January 28, 2015 at 4:48 pm

Student Comments on Bedi’s Call for End of Mass Incarceration

Students for Law, Justice & Culture member Kaleb Carter wrote an engaging opinion piece on issues raised in Professor Sheila Bedi’s talk on mass incarceration last week. His comments appear in the Ohio University online student publication The New Political.

When Sheila Bedi mentioned in her Baker Ballroom speech on Thursday that mass incarceration remains “in the shadows” when it comes to public dialogue on major issues, I couldn’t help but nod vigorously in agreement, even though I let it slip my conscious too often. Many are unwilling to talk about America’s overflowing prisons, but are quick to note crime control as it pertains to violence and drug use. Mass incarceration should be on everybody’s mind.

Sheila Bedi, a law professor at Northwestern University, wants to end mass incarceration. Photographer: Olivia Wallace

Sheila Bedi, a law professor at Northwestern University, wants to end mass incarceration. Photographer: Olivia Wallace

When we talk about mass incarceration, we need to bring up not just criminal justice reform, but reconfiguring our current system as a whole. We must note that racial bias plays a role in policing, and in how judicial rulings play out. For-profit prisons cannot continue to go unchecked, and the government cannot allow prisons that have must-reach quotas as far as inmates go (Note America’s “10 Worst Prisons” according to Mother Jones). That there is an inherent nature within the criminal justice system and how it interacts with the mentally ill prisoners and how this directly affects the prison population and recidivism (people going back to jail) rates.
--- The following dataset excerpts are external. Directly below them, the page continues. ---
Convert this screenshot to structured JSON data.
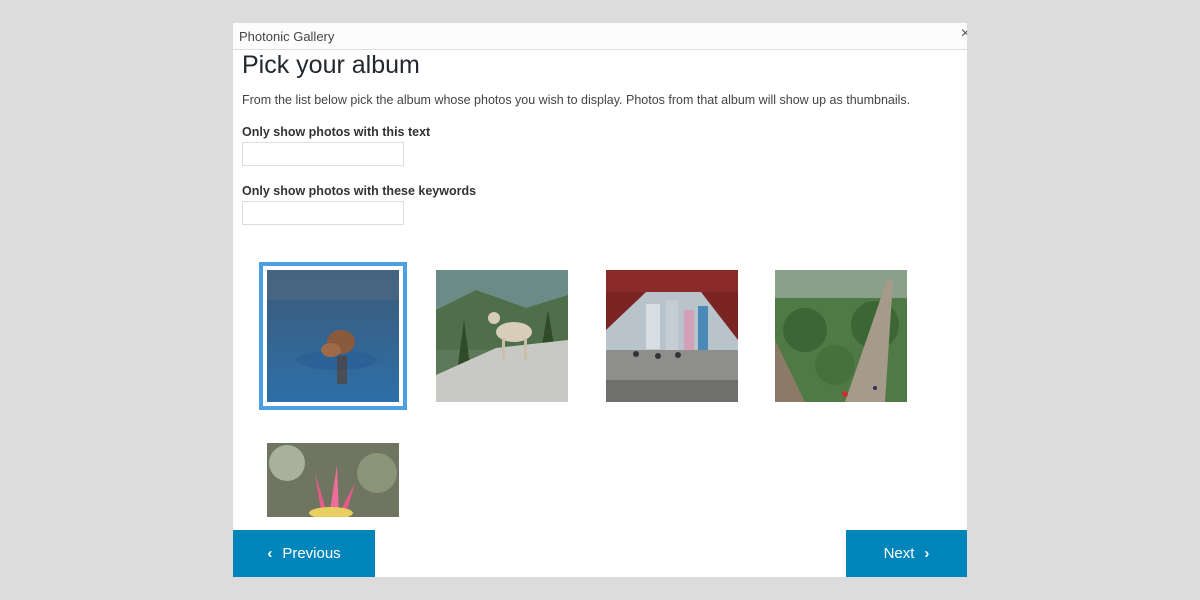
{
  "window": {
    "title": "Photonic Gallery",
    "close_icon": "close-icon"
  },
  "page": {
    "heading": "Pick your album",
    "description": "From the list below pick the album whose photos you wish to display. Photos from that album will show up as thumbnails."
  },
  "filters": {
    "text_label": "Only show photos with this text",
    "text_value": "",
    "keywords_label": "Only show photos with these keywords",
    "keywords_value": ""
  },
  "albums": [
    {
      "subject": "animal-in-water",
      "selected": true
    },
    {
      "subject": "mountain-goat",
      "selected": false
    },
    {
      "subject": "city-street",
      "selected": false
    },
    {
      "subject": "great-wall",
      "selected": false
    },
    {
      "subject": "pink-flower",
      "selected": false
    }
  ],
  "navigation": {
    "previous_label": "Previous",
    "next_label": "Next"
  },
  "colors": {
    "accent": "#0085ba",
    "selection": "#4aa0e3"
  }
}
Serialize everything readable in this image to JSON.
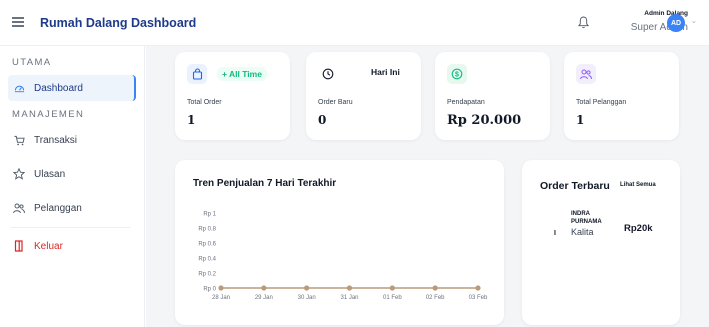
{
  "header": {
    "title": "Rumah Dalang Dashboard",
    "user_name": "Admin Dalang",
    "user_role": "Super Admin",
    "avatar_initials": "AD"
  },
  "sidebar": {
    "section_main": "UTAMA",
    "section_manage": "MANAJEMEN",
    "items": [
      {
        "label": "Dashboard",
        "icon": "dashboard-icon",
        "active": true
      },
      {
        "label": "Transaksi",
        "icon": "cart-icon"
      },
      {
        "label": "Ulasan",
        "icon": "star-icon"
      },
      {
        "label": "Pelanggan",
        "icon": "users-icon"
      },
      {
        "label": "Keluar",
        "icon": "logout-icon",
        "color": "#dc2626"
      }
    ]
  },
  "stats": [
    {
      "label": "Total Order",
      "value": "1",
      "badge": "+ All Time",
      "icon": "bag-icon",
      "icon_bg": "#eaf2fd",
      "icon_color": "#2563eb"
    },
    {
      "label": "Order Baru",
      "value": "0",
      "badge": "Hari Ini",
      "icon": "clock-icon"
    },
    {
      "label": "Pendapatan",
      "value": "Rp 20.000",
      "icon": "dollar-icon",
      "icon_bg": "#e7f8ef",
      "icon_color": "#10b981"
    },
    {
      "label": "Total Pelanggan",
      "value": "1",
      "icon": "users-icon",
      "icon_bg": "#f3eefc",
      "icon_color": "#8b5cf6"
    }
  ],
  "chart": {
    "title": "Tren Penjualan 7 Hari Terakhir"
  },
  "chart_data": {
    "type": "line",
    "categories": [
      "28 Jan",
      "29 Jan",
      "30 Jan",
      "31 Jan",
      "01 Feb",
      "02 Feb",
      "03 Feb"
    ],
    "values": [
      0,
      0,
      0,
      0,
      0,
      0,
      0
    ],
    "y_ticks": [
      "Rp 1",
      "Rp 0.8",
      "Rp 0.6",
      "Rp 0.4",
      "Rp 0.2",
      "Rp 0"
    ],
    "ylim": [
      0,
      1
    ],
    "color": "#b99b7a",
    "legend": "none"
  },
  "recent": {
    "title": "Order Terbaru",
    "see_all": "Lihat Semua",
    "orders": [
      {
        "rank": "I",
        "name": "INDRA PURNAMA",
        "detail": "Kalita",
        "amount": "Rp20k"
      }
    ]
  }
}
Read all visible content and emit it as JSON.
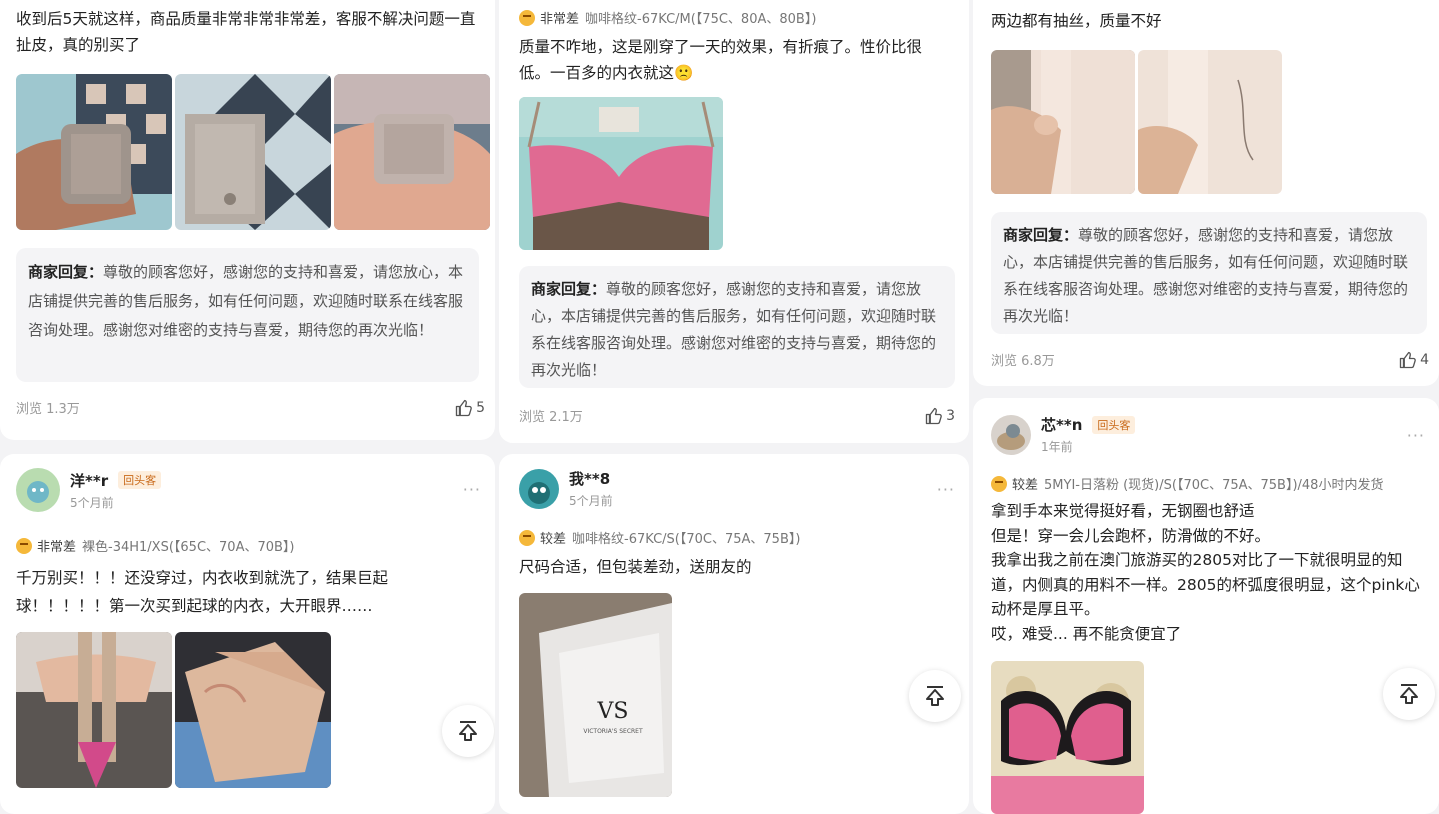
{
  "col1_top": {
    "text": "收到后5天就这样，商品质量非常非常非常差，客服不解决问题一直扯皮，真的别买了",
    "reply_label": "商家回复：",
    "reply_text": "尊敬的顾客您好，感谢您的支持和喜爱，请您放心，本店铺提供完善的售后服务，如有任何问题，欢迎随时联系在线客服咨询处理。感谢您对维密的支持与喜爱，期待您的再次光临！",
    "views": "浏览 1.3万",
    "likes": "5"
  },
  "col2_top": {
    "rating": "非常差",
    "spec": "咖啡格纹-67KC/M(【75C、80A、80B】)",
    "text": "质量不咋地，这是刚穿了一天的效果，有折痕了。性价比很低。一百多的内衣就这🙁",
    "reply_label": "商家回复：",
    "reply_text": "尊敬的顾客您好，感谢您的支持和喜爱，请您放心，本店铺提供完善的售后服务，如有任何问题，欢迎随时联系在线客服咨询处理。感谢您对维密的支持与喜爱，期待您的再次光临！",
    "views": "浏览 2.1万",
    "likes": "3"
  },
  "col3_top": {
    "text": "两边都有抽丝，质量不好",
    "reply_label": "商家回复：",
    "reply_text": "尊敬的顾客您好，感谢您的支持和喜爱，请您放心，本店铺提供完善的售后服务，如有任何问题，欢迎随时联系在线客服咨询处理。感谢您对维密的支持与喜爱，期待您的再次光临！",
    "views": "浏览 6.8万",
    "likes": "4"
  },
  "col1_bottom": {
    "username": "洋**r",
    "badge": "回头客",
    "time": "5个月前",
    "rating": "非常差",
    "spec": "裸色-34H1/XS(【65C、70A、70B】)",
    "text": "千万别买！！！还没穿过，内衣收到就洗了，结果巨起球！！！！！第一次买到起球的内衣，大开眼界……",
    "more": "···"
  },
  "col2_bottom": {
    "username": "我**8",
    "time": "5个月前",
    "rating": "较差",
    "spec": "咖啡格纹-67KC/S(【70C、75A、75B】)",
    "text": "尺码合适，但包装差劲，送朋友的",
    "more": "···",
    "box_logo": "VS",
    "box_brand": "VICTORIA'S SECRET"
  },
  "col3_bottom": {
    "username": "芯**n",
    "badge": "回头客",
    "time": "1年前",
    "rating": "较差",
    "spec": "5MYI-日落粉 (现货)/S(【70C、75A、75B】)/48小时内发货",
    "text": "拿到手本来觉得挺好看，无钢圈也舒适\n但是！穿一会儿会跑杯，防滑做的不好。\n我拿出我之前在澳门旅游买的2805对比了一下就很明显的知道，内侧真的用料不一样。2805的杯弧度很明显，这个pink心动杯是厚且平。\n哎，难受... 再不能贪便宜了",
    "more": "···"
  },
  "icons": {
    "like": "thumbs-up-icon",
    "back_to_top": "back-to-top-icon",
    "rating_face": "rating-face-icon"
  },
  "colors": {
    "badge_text": "#c96a1a",
    "badge_bg": "#fdeedd",
    "reply_bg": "#f4f4f6",
    "rating_face": "#f5b83a"
  }
}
The conversation surrounding crime should reflect that nonviolent offenders make up an overwhelming majority of the prison population, and how mandatory minimum sentences do more harm than good. The effects of the War on Drugs must be realized and be made common knowledge, and we must not ignore the shocking facts about how lower income and communities of color are disproportionately affected (most notably black communities). We must discuss concepts that are foreign to many among the general population, like the school to prison pipeline and prison abolition. We cannot continue to let the huge civil liberties issue of mass incarceration go unchecked. This is not a call for the abolition of prisons, or any ludicrous claim that criminals need to get off scot-free, but to continue to ignore this problem is to invite further poverty, crime, and despair into our communities.